Heute vor 28 Jahren, in der Nacht vom 28. auf den 29. Mai 1993, setzten Neonazis ein von der türkischen Familie Genç bewohntes Haus in Solingen in Brand. Dem Inferno fielen Gürsün İnce (27), Gülüstan Öztürk (12), Hülya Genç (9), Hatice Genç (18) und Saime Genç (4) zum Opfer, 14 weitere Familienmitglieder wurden zum Teil schwer verletzt. Bei diesem Mordanschlag verlor Mevlüde Genç zwei Töchter, zwei Enkelinnen und eine Nichte. Die Großmutter und Mutter hatte an jenem Tag für die Kinder Geschenke besorgt, da zwei Tage später das islamische Opferfest beginnen sollte. Die Mädchen probierten die Kleider aus. Die Kinder gingen recht früh schlafen, die Erwachsenen sollten später folgen.

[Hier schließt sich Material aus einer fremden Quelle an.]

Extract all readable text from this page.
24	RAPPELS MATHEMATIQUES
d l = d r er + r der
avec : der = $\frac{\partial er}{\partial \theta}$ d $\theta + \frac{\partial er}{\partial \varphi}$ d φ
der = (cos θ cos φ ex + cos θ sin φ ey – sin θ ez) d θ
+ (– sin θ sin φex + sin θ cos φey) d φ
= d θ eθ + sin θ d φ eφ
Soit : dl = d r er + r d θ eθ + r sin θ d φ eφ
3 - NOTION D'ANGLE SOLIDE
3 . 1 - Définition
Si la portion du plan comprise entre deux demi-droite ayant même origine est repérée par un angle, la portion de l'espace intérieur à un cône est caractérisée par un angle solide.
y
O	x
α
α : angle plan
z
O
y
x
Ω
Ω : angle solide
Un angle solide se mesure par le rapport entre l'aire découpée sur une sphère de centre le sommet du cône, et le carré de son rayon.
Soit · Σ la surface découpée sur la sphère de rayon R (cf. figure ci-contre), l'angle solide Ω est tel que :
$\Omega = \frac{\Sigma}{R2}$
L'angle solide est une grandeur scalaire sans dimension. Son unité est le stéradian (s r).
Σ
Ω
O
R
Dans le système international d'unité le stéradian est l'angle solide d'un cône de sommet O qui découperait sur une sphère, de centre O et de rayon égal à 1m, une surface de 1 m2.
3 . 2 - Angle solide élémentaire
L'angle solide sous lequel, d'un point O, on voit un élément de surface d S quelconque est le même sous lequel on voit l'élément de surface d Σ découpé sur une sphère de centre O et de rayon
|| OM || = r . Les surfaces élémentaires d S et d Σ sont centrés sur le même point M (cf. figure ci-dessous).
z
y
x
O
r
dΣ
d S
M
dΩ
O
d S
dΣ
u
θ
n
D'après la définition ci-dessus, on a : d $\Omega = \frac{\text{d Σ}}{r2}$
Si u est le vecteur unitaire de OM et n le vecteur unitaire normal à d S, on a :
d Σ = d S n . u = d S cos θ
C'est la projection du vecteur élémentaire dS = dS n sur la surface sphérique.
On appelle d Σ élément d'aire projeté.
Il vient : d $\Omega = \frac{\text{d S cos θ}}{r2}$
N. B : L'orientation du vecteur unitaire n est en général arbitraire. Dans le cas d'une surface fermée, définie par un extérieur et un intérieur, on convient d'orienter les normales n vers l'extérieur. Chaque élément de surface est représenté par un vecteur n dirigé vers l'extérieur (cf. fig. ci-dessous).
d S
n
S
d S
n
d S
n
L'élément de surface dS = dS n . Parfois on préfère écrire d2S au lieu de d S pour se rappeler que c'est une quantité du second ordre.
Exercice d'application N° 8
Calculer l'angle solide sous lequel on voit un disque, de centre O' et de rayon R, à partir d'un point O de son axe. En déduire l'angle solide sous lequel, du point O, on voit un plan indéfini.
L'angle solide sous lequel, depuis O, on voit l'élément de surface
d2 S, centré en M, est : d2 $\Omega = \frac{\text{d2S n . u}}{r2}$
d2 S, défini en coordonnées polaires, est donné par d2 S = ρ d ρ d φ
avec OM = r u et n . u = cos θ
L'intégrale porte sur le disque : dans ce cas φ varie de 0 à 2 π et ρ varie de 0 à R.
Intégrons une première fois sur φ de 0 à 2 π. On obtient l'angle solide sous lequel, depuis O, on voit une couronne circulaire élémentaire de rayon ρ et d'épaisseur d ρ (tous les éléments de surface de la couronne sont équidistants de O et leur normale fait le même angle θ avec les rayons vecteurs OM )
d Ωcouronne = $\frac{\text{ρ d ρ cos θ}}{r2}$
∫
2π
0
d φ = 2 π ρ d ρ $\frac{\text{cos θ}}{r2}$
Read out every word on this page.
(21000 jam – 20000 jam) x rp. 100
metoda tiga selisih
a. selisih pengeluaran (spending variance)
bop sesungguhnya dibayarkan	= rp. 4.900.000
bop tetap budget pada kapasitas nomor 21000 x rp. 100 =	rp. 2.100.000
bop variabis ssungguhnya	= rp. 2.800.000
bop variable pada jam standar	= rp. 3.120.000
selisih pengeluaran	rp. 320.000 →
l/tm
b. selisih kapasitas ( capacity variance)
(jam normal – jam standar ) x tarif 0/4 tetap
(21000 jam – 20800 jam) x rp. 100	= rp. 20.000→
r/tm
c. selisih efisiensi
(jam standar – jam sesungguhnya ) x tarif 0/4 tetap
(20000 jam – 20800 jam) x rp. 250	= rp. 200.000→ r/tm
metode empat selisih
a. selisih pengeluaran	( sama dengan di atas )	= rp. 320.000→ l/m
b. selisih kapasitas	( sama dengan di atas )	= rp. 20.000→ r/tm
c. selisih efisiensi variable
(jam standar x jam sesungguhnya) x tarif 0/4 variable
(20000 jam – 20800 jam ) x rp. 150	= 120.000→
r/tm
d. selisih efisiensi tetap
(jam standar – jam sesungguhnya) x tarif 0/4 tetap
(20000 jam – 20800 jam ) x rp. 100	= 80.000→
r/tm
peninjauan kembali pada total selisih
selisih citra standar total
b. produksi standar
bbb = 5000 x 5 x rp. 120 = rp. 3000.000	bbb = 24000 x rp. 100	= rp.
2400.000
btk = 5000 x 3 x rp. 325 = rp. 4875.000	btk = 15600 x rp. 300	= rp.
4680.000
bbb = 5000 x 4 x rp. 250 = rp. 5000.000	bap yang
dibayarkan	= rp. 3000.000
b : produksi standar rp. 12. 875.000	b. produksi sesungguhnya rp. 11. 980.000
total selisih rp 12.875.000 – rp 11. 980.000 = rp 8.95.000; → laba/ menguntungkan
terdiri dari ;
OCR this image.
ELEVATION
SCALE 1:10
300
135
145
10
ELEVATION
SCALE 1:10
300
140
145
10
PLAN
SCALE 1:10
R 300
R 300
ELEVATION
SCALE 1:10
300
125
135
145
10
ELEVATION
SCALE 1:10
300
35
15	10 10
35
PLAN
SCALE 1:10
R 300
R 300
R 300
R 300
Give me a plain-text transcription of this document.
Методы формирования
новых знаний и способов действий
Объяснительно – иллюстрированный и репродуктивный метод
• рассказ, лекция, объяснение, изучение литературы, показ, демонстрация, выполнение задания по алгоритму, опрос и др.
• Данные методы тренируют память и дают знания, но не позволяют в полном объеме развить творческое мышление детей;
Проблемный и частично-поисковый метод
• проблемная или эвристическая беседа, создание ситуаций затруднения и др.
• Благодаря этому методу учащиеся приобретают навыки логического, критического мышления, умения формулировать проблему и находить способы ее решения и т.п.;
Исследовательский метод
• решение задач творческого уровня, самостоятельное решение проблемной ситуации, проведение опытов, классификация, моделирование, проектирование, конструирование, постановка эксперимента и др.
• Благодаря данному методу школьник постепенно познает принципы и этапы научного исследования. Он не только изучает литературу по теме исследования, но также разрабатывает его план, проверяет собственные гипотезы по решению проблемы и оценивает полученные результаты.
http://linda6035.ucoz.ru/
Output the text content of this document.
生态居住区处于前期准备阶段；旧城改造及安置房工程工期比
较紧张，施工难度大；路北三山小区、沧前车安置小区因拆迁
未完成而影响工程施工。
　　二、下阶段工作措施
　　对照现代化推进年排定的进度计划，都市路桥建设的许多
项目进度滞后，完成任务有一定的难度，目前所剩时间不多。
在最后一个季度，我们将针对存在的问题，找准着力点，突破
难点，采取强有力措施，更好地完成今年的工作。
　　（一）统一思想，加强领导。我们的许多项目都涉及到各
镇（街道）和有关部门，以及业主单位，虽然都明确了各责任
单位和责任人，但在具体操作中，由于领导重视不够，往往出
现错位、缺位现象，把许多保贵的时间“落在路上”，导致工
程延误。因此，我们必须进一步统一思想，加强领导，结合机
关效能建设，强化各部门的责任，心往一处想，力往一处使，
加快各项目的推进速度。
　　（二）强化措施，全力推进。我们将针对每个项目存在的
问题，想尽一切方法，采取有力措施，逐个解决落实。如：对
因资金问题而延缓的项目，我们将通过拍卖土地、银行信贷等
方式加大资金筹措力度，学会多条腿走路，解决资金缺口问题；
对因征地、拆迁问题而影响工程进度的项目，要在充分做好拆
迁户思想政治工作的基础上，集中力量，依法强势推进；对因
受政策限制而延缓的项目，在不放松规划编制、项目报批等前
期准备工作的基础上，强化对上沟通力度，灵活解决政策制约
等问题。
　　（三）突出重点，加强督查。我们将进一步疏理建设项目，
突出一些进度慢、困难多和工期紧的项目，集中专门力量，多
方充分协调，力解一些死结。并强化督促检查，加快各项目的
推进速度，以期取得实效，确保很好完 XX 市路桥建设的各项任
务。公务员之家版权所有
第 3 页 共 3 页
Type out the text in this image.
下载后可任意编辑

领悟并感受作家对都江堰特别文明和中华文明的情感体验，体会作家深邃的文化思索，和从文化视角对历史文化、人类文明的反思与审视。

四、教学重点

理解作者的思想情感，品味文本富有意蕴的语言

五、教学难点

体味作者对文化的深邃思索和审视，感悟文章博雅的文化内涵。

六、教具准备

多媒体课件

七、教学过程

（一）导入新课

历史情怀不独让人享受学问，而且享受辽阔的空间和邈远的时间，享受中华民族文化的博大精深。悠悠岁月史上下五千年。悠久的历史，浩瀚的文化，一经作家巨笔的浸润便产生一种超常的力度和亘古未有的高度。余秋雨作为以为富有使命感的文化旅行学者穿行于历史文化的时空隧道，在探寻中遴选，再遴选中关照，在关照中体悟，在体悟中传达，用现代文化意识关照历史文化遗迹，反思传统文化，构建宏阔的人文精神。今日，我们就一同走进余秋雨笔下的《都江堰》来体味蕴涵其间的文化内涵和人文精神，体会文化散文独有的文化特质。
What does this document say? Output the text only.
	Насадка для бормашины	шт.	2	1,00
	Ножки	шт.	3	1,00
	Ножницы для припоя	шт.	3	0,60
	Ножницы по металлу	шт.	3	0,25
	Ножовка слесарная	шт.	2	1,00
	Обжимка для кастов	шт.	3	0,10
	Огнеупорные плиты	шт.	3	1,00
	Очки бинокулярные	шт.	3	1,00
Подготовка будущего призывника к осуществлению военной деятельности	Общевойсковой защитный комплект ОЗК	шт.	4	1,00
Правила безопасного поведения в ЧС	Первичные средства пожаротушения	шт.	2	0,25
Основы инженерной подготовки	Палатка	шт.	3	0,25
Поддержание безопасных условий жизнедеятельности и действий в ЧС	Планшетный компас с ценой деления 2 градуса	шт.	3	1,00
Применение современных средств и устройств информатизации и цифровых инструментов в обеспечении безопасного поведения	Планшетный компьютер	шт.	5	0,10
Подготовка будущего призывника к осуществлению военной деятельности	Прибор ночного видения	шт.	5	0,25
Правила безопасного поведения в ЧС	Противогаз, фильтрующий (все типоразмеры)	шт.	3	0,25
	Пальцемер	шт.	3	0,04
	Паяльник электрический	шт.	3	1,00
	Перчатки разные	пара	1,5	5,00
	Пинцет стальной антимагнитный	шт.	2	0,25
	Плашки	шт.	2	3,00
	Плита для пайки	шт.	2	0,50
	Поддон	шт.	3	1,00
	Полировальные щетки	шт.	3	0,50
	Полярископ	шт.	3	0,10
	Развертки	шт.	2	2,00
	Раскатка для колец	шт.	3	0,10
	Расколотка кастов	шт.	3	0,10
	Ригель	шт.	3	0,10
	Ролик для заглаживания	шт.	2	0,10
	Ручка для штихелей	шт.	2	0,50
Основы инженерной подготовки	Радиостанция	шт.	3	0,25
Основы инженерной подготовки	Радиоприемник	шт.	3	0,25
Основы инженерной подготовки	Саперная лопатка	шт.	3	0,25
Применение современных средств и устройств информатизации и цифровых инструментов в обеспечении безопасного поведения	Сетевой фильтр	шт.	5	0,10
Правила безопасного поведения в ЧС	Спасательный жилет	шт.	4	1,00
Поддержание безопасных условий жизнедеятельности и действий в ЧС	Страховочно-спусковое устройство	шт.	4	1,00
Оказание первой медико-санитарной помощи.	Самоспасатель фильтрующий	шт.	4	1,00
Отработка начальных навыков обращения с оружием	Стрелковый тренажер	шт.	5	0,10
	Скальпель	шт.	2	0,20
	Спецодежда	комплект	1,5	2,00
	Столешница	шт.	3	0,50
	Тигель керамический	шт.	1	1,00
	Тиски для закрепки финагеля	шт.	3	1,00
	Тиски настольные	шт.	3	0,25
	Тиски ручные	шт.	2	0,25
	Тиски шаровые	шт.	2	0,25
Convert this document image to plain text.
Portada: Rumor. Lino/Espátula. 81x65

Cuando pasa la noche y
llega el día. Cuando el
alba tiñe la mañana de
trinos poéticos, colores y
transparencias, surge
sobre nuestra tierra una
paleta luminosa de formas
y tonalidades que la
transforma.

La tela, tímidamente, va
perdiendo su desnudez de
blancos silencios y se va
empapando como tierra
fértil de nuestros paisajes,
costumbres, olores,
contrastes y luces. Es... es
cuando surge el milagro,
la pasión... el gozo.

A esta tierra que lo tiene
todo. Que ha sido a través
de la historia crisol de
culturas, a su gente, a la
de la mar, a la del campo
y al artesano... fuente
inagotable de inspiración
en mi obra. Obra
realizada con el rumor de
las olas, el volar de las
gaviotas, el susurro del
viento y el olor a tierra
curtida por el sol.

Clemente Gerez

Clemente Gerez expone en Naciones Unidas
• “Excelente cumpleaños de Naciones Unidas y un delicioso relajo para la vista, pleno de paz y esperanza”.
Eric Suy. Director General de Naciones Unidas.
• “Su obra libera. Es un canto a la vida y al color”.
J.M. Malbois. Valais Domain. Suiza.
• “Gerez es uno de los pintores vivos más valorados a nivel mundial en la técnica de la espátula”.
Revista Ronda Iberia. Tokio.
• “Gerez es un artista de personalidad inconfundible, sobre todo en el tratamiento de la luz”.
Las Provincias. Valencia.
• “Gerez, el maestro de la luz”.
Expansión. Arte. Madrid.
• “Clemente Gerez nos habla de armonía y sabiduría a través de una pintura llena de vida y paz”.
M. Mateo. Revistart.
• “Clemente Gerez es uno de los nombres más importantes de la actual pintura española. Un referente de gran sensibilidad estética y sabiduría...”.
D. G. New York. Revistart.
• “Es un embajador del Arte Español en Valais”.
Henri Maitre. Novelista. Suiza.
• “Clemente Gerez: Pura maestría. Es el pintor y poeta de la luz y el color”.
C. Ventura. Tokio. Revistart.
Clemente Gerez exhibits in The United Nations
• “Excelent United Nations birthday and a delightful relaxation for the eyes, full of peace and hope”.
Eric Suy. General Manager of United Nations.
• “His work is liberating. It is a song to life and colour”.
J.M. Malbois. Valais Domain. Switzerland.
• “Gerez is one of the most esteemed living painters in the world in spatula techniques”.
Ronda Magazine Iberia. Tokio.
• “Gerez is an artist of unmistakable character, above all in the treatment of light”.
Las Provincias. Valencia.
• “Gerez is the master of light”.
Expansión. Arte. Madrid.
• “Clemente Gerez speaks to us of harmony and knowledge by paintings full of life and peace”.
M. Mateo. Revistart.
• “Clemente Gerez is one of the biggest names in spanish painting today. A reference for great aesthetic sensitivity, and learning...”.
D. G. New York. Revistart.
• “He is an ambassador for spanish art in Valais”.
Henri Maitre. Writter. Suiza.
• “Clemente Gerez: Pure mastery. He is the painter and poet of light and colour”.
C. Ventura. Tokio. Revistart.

Durmuş Genç, der Mann von Mevlüde Genç, arbeitete damals in der Nachtschicht und verabschiedete sich von seiner Familie. Da Hatice Genç in dieser Nacht kein Auge zudrücken konnte, stand sie noch einmal auf und beschloss, Wäsche zu waschen. Sie bemerkte einen lauten Knall und schaute durch das Schlüsselloch ihrer Erdgeschosswohnung. Die junge Frau sah im Flur Feuer und Rauch. Sie weckte ihre Schwiegermutter und wollte das Feuer mit Wasser aus dem Bad löschen, was misslang, da das Feuer sich immer weiter ausbreitete. Sie konnte sich mit einem Sprung aus dem Fenster retten. Am nächsten Morgen bot sich der Feuerwehr und den Rettungskräften ein grauenvolles Bild. Das Haus in der Unteren Wernerstraße 81 war beim Anschlag bis auf die Grundmauern niedergebrannt.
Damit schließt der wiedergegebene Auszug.